A característica fundamental da modernidade que se impõem, no entanto, vem a ser o "dinheiro negro", ou seja, aquele fruto da corrupção. De modo que Satyajit Ray opõe personagens "úteis" a "inúteis", de acordo com a participação econômica que exercem no meio social. De um lado, Probodh e Probir, membros ativos da economia, mas que mantêm o elevado padrão de vida que levam através do desvio ilícito de recursos financeiros, e, de outro, o enfermo Ananda (cuja integridade nos negócios suscita admiração), Prasahnto – que vive em realidade à parte, mergulhado na música de Bach e Beethoven –, e Protap, que larga o emprego bem remunerado para se tornar ator. Em Galhos da Árvore, verifica-se a dialética entre o mundo atual, ambicioso e desonesto como Probodh e Probir, mas também impotente como Prasahnto e atormentado por dúvidas como Protap, e a sociedade que o antecedeu, representada tanto pela ética inabalável do patriarca, quanto pela senilidade assustadora do avô.

Trata-se, assim, de viver o presente, e não de relembrar o passado, conforme diz Prasahnto ao pai. Não há nostalgia em Galhos da Árvore, tanto que Satyajit Ray recusa sistematicamente o flash-back. As informações, a respeito dos acontecimentos que precedem à ação vista na tela, ocorrem nos diálogos, de sorte que o cineasta, embora não abandone o campo/contracampo, utiliza-se de intensa movimentação de câmera para, de apenas um, enquadrar, no mesmo plano, dois ou mais personagens que conversam. Calcado em reenquadramentos constantes, de precisão milimétrica, Galhos da Árvore supera o teatro filmado, no qual poderia cair, ao operar a passagem contínua, por intermédio dos travellings e das panorâmicas onipresentes no decorrer do filme, do espaço-fora-da-tela para o espaço-da-tela, e deste novamente para o espaço em off. No único momento em que Satyajit Ray usa o flash-back, é menos pela importância narrativa do que pelo impacto dramático: refere-se à descoberta que Protap faz das falcatruas de seu melhor amigo na empresa em que trabalham, quando o irmão caçula se distancia da corrupção para abraçar o teatro.

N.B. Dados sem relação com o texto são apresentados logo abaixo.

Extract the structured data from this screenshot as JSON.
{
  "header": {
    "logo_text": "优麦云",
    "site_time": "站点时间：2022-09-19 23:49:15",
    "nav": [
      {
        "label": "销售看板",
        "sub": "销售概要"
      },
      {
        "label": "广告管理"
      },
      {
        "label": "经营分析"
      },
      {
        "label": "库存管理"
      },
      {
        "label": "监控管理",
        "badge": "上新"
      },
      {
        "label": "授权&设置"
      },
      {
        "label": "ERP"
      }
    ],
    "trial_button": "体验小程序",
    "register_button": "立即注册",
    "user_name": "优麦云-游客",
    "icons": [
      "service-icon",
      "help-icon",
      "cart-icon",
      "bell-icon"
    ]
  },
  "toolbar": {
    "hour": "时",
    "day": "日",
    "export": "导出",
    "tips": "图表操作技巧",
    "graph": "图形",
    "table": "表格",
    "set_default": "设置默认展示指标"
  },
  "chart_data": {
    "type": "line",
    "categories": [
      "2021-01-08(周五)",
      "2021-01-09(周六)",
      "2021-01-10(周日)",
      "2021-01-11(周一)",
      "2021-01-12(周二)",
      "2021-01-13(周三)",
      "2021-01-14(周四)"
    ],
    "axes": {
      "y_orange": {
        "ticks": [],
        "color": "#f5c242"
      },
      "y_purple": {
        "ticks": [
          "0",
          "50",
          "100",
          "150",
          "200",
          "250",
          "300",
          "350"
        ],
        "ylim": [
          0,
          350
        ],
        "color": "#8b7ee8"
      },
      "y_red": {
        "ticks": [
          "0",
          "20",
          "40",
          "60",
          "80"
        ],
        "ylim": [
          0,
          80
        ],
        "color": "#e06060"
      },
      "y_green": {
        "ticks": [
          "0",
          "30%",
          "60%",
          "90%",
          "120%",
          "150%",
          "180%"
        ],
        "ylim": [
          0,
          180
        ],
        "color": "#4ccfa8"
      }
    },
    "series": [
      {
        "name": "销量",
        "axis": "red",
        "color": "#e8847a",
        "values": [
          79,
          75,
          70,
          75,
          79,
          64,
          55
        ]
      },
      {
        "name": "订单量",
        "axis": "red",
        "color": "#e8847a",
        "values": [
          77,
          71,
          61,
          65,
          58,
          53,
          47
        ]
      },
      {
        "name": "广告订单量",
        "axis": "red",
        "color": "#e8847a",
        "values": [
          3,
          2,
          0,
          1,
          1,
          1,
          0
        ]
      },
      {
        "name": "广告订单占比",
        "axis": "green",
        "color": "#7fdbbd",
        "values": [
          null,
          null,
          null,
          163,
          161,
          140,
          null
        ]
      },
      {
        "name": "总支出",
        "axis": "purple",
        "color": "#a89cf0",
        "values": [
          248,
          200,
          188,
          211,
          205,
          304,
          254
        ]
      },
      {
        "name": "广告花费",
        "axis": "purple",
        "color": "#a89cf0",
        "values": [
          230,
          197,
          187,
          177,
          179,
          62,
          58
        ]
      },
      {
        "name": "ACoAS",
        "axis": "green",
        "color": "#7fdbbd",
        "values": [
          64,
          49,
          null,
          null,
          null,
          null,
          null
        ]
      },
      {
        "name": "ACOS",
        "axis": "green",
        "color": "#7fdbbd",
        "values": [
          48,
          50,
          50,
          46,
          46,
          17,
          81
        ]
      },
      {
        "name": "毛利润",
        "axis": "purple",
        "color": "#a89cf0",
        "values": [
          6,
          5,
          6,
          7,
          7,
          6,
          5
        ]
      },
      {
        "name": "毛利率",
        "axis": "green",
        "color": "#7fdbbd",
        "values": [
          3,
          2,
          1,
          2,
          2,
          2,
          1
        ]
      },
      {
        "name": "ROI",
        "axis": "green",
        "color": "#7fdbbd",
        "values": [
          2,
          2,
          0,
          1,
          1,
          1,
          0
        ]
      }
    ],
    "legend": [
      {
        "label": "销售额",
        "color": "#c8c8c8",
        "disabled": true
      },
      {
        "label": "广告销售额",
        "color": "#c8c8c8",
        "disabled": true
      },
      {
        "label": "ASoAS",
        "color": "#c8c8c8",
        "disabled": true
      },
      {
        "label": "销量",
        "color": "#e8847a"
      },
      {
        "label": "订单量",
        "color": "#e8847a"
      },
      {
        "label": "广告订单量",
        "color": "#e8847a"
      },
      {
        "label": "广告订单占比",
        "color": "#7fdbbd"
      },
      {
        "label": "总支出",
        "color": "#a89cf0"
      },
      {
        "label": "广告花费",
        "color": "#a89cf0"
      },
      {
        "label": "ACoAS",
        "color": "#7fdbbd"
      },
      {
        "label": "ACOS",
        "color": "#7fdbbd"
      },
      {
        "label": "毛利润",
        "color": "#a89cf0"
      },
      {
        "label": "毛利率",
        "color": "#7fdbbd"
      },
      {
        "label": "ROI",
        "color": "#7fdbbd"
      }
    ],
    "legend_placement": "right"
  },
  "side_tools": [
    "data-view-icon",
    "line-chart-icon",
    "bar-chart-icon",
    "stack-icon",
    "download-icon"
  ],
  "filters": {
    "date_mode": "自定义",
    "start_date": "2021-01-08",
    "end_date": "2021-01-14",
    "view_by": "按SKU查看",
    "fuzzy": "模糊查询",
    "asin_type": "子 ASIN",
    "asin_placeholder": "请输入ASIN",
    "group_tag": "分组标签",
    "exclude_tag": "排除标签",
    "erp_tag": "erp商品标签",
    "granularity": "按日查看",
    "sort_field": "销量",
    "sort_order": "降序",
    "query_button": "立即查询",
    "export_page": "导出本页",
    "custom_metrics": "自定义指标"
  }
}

A arte, ao invés de mero escapismo ou ilusionismo, enquanto força de transformação, de renovação social, pois se do tronco íntegro, o pai, surgem galhos apodrecidos pelo contato com os novos tempos, Probodh e Probir, dele nascem igualmente Prasahnto, cuja inocência o torna único membro feliz da família, e Protap, capaz de distinguir entre o certo e o errado, ou seja, de ter atitude moral. No final de Galhos de Árvore, o patriarca, em desespero ao descobrir a verdade sobre seus descendentes corruptos, é socorrido pelo filho doente: são as mãos dadas, os dedos entrelaçados que se assemelham a uma raiz, que apontam de volta ao início, quando há apenas esperança, quando resta somente o porvir. Para recomeçar.